Title: Building Supertree for Rooted Phylogenetic Trees)
Date/Time: March 29th, 2017 @ 2:10 PM
Place: 223 Atanasoff
Major Professor: David Fernandez - Baca
Committee Members: Oliver Eulenstein, Xiaoqiu Huang, Ryan Martin, Wensheng Zhang
A phylogenetic tree is a branching diagram showing the inferred evolutionary relationships among various biological species or other entities. Building a phylogenetic tree that encompasses all living species is one of the central challenges of computational biology. One approach to overcoming this obstacle begins by identifying subsets of species for which enough data is available, and building phylogenies for each subset. The resulting trees are then synthesized into a single phylogeny —a supertree— for the combined set of species.
We present a new graph-based approach to the following basic problem in phylogenetic tree construction. Given a collection P of rooted phylogenetic trees over various subsets of a set of species. The tree compatibility problem asks whether there is a tree T with the following property: for each input tree can be obtained from the restriction of T to the species set of it by contracting zero or more edges. If such a tree T exists, we say that P is compatible.

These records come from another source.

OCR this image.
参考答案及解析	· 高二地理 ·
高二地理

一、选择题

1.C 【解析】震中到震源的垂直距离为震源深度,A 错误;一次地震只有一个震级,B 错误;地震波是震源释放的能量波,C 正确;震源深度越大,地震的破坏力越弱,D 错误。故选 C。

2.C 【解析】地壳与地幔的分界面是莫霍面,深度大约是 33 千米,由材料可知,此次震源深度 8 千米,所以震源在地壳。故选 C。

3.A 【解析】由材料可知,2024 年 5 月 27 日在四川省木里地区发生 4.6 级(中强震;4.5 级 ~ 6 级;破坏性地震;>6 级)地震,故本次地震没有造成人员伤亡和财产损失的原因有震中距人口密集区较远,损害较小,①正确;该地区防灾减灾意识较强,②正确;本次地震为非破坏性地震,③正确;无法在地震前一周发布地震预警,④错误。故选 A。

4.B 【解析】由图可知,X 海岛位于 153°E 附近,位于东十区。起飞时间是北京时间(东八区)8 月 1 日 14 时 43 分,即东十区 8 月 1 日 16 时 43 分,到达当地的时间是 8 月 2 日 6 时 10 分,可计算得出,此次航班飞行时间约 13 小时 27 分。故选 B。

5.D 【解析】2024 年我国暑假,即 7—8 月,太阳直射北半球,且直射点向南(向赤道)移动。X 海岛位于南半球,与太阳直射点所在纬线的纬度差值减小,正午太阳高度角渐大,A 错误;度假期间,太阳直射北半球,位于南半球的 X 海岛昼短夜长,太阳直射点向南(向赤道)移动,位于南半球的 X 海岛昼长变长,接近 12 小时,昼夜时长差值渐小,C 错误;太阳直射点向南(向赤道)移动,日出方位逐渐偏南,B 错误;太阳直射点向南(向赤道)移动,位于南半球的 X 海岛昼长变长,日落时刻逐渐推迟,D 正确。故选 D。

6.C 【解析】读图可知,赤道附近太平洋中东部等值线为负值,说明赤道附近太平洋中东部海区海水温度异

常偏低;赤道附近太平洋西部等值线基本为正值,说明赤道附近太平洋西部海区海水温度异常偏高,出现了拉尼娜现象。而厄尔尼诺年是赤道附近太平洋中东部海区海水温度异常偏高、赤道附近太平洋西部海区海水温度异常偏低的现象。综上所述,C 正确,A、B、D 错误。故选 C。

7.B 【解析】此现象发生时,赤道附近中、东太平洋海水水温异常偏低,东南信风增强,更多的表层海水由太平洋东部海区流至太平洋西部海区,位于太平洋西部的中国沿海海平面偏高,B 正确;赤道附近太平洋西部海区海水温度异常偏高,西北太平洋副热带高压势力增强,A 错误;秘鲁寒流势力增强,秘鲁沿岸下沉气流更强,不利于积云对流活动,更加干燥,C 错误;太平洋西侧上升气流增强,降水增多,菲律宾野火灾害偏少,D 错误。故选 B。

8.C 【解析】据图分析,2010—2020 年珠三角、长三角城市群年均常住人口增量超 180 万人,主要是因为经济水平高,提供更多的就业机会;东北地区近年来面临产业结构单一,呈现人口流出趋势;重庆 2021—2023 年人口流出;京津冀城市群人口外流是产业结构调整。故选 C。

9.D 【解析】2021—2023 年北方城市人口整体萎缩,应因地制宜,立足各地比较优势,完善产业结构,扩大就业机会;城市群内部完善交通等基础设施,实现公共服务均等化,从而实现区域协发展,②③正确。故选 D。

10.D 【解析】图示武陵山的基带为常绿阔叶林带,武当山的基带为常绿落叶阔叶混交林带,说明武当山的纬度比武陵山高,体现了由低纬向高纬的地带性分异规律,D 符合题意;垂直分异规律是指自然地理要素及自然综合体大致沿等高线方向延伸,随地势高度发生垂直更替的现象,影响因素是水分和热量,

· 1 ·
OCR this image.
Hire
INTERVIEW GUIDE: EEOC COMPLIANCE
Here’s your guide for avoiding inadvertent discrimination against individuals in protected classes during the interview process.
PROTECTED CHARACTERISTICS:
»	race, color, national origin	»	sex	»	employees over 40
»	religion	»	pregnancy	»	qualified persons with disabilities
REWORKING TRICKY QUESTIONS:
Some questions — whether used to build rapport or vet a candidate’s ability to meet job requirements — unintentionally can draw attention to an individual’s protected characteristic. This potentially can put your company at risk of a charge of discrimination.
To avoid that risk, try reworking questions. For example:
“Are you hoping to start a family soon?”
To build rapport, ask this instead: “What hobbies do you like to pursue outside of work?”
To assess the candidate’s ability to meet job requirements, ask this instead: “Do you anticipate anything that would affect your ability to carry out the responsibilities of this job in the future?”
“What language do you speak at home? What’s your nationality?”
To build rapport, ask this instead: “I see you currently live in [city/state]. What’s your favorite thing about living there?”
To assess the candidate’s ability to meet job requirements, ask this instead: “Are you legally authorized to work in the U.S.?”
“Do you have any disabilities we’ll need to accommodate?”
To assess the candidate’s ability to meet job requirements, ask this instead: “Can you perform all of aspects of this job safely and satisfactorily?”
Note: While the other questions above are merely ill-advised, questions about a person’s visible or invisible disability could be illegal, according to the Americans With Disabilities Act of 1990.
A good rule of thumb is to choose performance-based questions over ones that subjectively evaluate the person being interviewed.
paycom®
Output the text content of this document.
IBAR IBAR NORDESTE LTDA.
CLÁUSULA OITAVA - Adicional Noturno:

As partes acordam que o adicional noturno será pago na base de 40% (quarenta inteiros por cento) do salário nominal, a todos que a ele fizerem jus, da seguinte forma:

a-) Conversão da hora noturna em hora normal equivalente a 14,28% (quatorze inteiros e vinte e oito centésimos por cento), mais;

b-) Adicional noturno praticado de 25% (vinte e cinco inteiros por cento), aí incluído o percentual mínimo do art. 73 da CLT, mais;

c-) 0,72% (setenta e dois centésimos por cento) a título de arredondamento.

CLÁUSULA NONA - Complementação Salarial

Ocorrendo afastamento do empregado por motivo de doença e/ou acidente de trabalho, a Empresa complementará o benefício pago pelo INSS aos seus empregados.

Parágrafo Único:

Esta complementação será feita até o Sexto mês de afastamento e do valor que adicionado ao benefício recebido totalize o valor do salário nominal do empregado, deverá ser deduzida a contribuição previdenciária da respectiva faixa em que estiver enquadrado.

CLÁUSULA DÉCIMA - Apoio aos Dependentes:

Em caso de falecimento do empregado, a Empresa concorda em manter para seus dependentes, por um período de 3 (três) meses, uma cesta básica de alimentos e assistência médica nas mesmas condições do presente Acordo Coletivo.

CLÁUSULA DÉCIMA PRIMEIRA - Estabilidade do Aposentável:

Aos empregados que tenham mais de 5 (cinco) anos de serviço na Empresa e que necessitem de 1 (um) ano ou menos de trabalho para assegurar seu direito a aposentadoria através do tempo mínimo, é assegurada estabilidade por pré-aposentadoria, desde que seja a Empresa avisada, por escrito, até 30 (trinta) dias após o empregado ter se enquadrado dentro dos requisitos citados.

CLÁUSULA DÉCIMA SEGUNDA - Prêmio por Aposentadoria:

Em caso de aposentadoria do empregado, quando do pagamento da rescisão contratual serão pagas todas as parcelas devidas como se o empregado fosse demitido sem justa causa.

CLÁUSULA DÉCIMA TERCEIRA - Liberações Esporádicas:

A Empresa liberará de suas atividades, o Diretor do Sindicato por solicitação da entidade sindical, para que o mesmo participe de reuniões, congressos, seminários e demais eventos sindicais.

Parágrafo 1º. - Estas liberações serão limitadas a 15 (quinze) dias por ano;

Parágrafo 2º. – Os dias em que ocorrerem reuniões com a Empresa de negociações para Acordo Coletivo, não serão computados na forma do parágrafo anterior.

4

Our approach leads to a O(MP log2 MP) algorithm for the tree compatibility problem, where MP is the total number of nodes and edges in P. Unlike previous algorithms, the running time of our method does not depend on the degrees of the nodes in the input trees. Thus, our algorithm is equally fast on highly resolved and highly unresolved trees. We also show that an extension of this approach allows us to solve, in the same running time, a more general version of the problem. In this generalization, called the ancestral compatibility problem, the input trees may have internal nodes that are labeled by higher-order taxa (that is, the labels are the names of families of species). The question is whether there exists an internally labeled tree T that respects the clusters and the ancestor/descendant relationships implied by the input phylogenies. In the future, I will implement our algorithm and study its performance on real data. And I will also integrate our algorithm into a synthesis method that deals with incompatible profiles.